St. John's teen Canada's top sea cadet
A St. John's teenager was named Canada's top sea cadet during a change of command ceremony in the city on Saturday.
Chief Petty Officer 1st Class Melissa Dinn, 17, was chosen from about 12,000 other cadets across the country.
The annual award recognizes a cadet that displays the highest level of leadership, positive attitude, enthusiasm and dedication to the sea cadet corps.
Caught off guard
Dinn, initially at a loss for words, said her selection came as a complete surprise.
"This is my sixth year in it, and I try to be as dedicated and involved as I can," she said. "I've been a part of every team that I could be a part of. I've done everything I can to be involved in cadets and to give back to the program that has given so much to me."
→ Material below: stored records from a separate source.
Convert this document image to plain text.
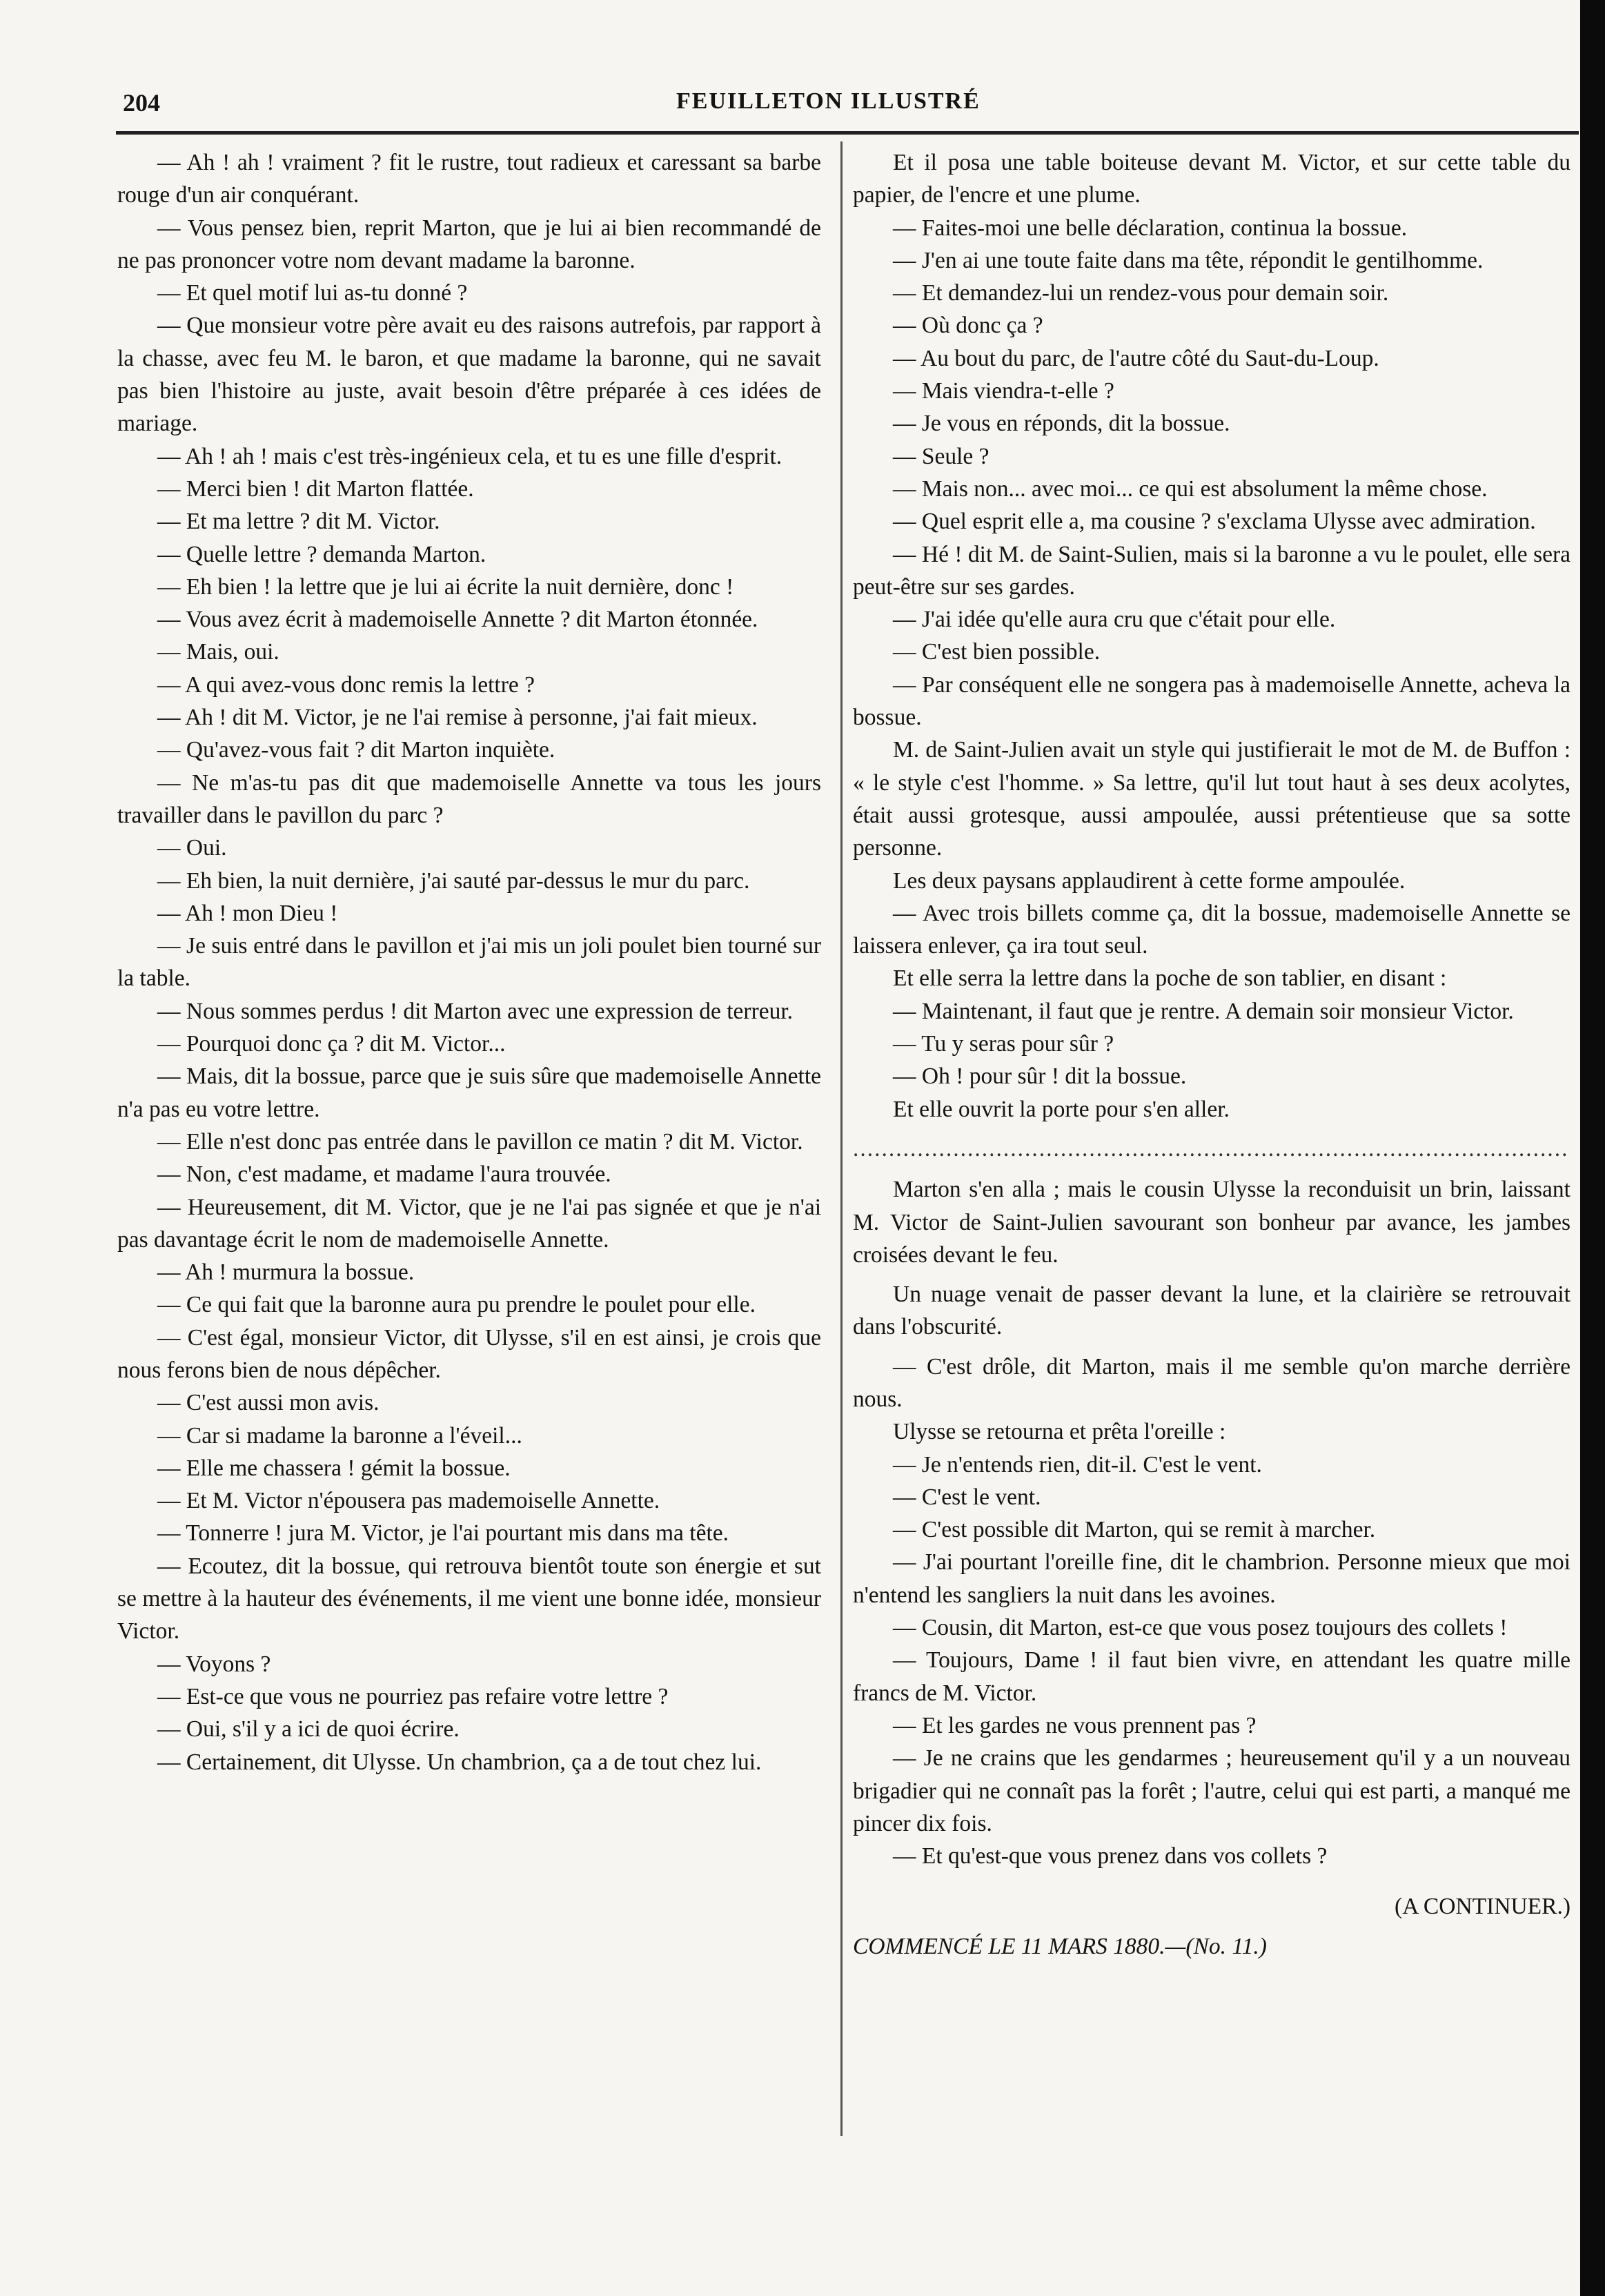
204	FEUILLETON ILLUSTRÉ

— Ah ! ah ! vraiment ? fit le rustre, tout radieux et caressant sa barbe rouge d'un air conquérant.

— Vous pensez bien, reprit Marton, que je lui ai bien recommandé de ne pas prononcer votre nom devant madame la baronne.

— Et quel motif lui as-tu donné ?

— Que monsieur votre père avait eu des raisons autrefois, par rapport à la chasse, avec feu M. le baron, et que madame la baronne, qui ne savait pas bien l'histoire au juste, avait besoin d'être préparée à ces idées de mariage.

— Ah ! ah ! mais c'est très-ingénieux cela, et tu es une fille d'esprit.

— Merci bien ! dit Marton flattée.

— Et ma lettre ? dit M. Victor.

— Quelle lettre ? demanda Marton.

— Eh bien ! la lettre que je lui ai écrite la nuit dernière, donc !

— Vous avez écrit à mademoiselle Annette ? dit Marton étonnée.

— Mais, oui.

— A qui avez-vous donc remis la lettre ?

— Ah ! dit M. Victor, je ne l'ai remise à personne, j'ai fait mieux.

— Qu'avez-vous fait ? dit Marton inquiète.

— Ne m'as-tu pas dit que mademoiselle Annette va tous les jours travailler dans le pavillon du parc ?

— Oui.

— Eh bien, la nuit dernière, j'ai sauté par-dessus le mur du parc.

— Ah ! mon Dieu !

— Je suis entré dans le pavillon et j'ai mis un joli poulet bien tourné sur la table.

— Nous sommes perdus ! dit Marton avec une expression de terreur.

— Pourquoi donc ça ? dit M. Victor...

— Mais, dit la bossue, parce que je suis sûre que mademoiselle Annette n'a pas eu votre lettre.

— Elle n'est donc pas entrée dans le pavillon ce matin ? dit M. Victor.

— Non, c'est madame, et madame l'aura trouvée.

— Heureusement, dit M. Victor, que je ne l'ai pas signée et que je n'ai pas davantage écrit le nom de mademoiselle Annette.

— Ah ! murmura la bossue.

— Ce qui fait que la baronne aura pu prendre le poulet pour elle.

— C'est égal, monsieur Victor, dit Ulysse, s'il en est ainsi, je crois que nous ferons bien de nous dépêcher.

— C'est aussi mon avis.

— Car si madame la baronne a l'éveil...

— Elle me chassera ! gémit la bossue.

— Et M. Victor n'épousera pas mademoiselle Annette.

— Tonnerre ! jura M. Victor, je l'ai pourtant mis dans ma tête.

— Ecoutez, dit la bossue, qui retrouva bientôt toute son énergie et sut se mettre à la hauteur des événements, il me vient une bonne idée, monsieur Victor.

— Voyons ?

— Est-ce que vous ne pourriez pas refaire votre lettre ?

— Oui, s'il y a ici de quoi écrire.

— Certainement, dit Ulysse. Un chambrion, ça a de tout chez lui.

Et il posa une table boiteuse devant M. Victor, et sur cette table du papier, de l'encre et une plume.

— Faites-moi une belle déclaration, continua la bossue.

— J'en ai une toute faite dans ma tête, répondit le gentilhomme.

— Et demandez-lui un rendez-vous pour demain soir.

— Où donc ça ?

— Au bout du parc, de l'autre côté du Saut-du-Loup.

— Mais viendra-t-elle ?

— Je vous en réponds, dit la bossue.

— Seule ?

— Mais non... avec moi... ce qui est absolument la même chose.

— Quel esprit elle a, ma cousine ? s'exclama Ulysse avec admiration.

— Hé ! dit M. de Saint-Sulien, mais si la baronne a vu le poulet, elle sera peut-être sur ses gardes.

— J'ai idée qu'elle aura cru que c'était pour elle.

— C'est bien possible.

— Par conséquent elle ne songera pas à mademoiselle Annette, acheva la bossue.

M. de Saint-Julien avait un style qui justifierait le mot de M. de Buffon : « le style c'est l'homme. » Sa lettre, qu'il lut tout haut à ses deux acolytes, était aussi grotesque, aussi ampoulée, aussi prétentieuse que sa sotte personne.

Les deux paysans applaudirent à cette forme ampoulée.

— Avec trois billets comme ça, dit la bossue, mademoiselle Annette se laissera enlever, ça ira tout seul.

Et elle serra la lettre dans la poche de son tablier, en disant :

— Maintenant, il faut que je rentre. A demain soir monsieur Victor.

— Tu y seras pour sûr ?

— Oh ! pour sûr ! dit la bossue.

Et elle ouvrit la porte pour s'en aller.

....................................................................................................

Marton s'en alla ; mais le cousin Ulysse la reconduisit un brin, laissant M. Victor de Saint-Julien savourant son bonheur par avance, les jambes croisées devant le feu.

Un nuage venait de passer devant la lune, et la clairière se retrouvait dans l'obscurité.

— C'est drôle, dit Marton, mais il me semble qu'on marche derrière nous.

Ulysse se retourna et prêta l'oreille :

— Je n'entends rien, dit-il. C'est le vent.

— C'est le vent.

— C'est possible dit Marton, qui se remit à marcher.

— J'ai pourtant l'oreille fine, dit le chambrion. Personne mieux que moi n'entend les sangliers la nuit dans les avoines.

— Cousin, dit Marton, est-ce que vous posez toujours des collets !

— Toujours, Dame ! il faut bien vivre, en attendant les quatre mille francs de M. Victor.

— Et les gardes ne vous prennent pas ?

— Je ne crains que les gendarmes ; heureusement qu'il y a un nouveau brigadier qui ne connaît pas la forêt ; l'autre, celui qui est parti, a manqué me pincer dix fois.

— Et qu'est-que vous prenez dans vos collets ?

(A CONTINUER.)

COMMENCÉ LE 11 MARS 1880.—(No. 11.)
The nation's top cadet is selected by a national panel which reviews applications from across Canada.
Donald Peckham, who sits on the national board for the Navy League of Canada, said the winner is chosen based on all around achievement from the first day they become a cadet.
"What they do in the corps, in the community, in school .... everything that young person does toward becoming a leader," said Peckham. "And Melissa definitely deserves it. She's the epitome of what cadets are all about. She puts everything into it and has achieved every award available in this corps and nationally. She's a credit to her community, her family, and to the corps."
To lead training
Dinn recently completed specialty training in marine engineering in British Columbia. And this summer she will be the chief cadet at HMCS Acadia in Cornwallis, N.S. That will put her in charge of almost 10,000 other cadets and their training.
"All senior cadets would go to her for advice or anything else they might need," said Lt. Georgina Bishop, adding that Dinn also had perfect attendance for all six years she's been a cadet.
"And that's not easy. She is the role model for all sea cadets, not only in Newfoundland and Labrador, but in Canada."
Dinn was asked if she had any advice for other teenagers seeking to make a difference.
"Join cadets. Do it today," she said.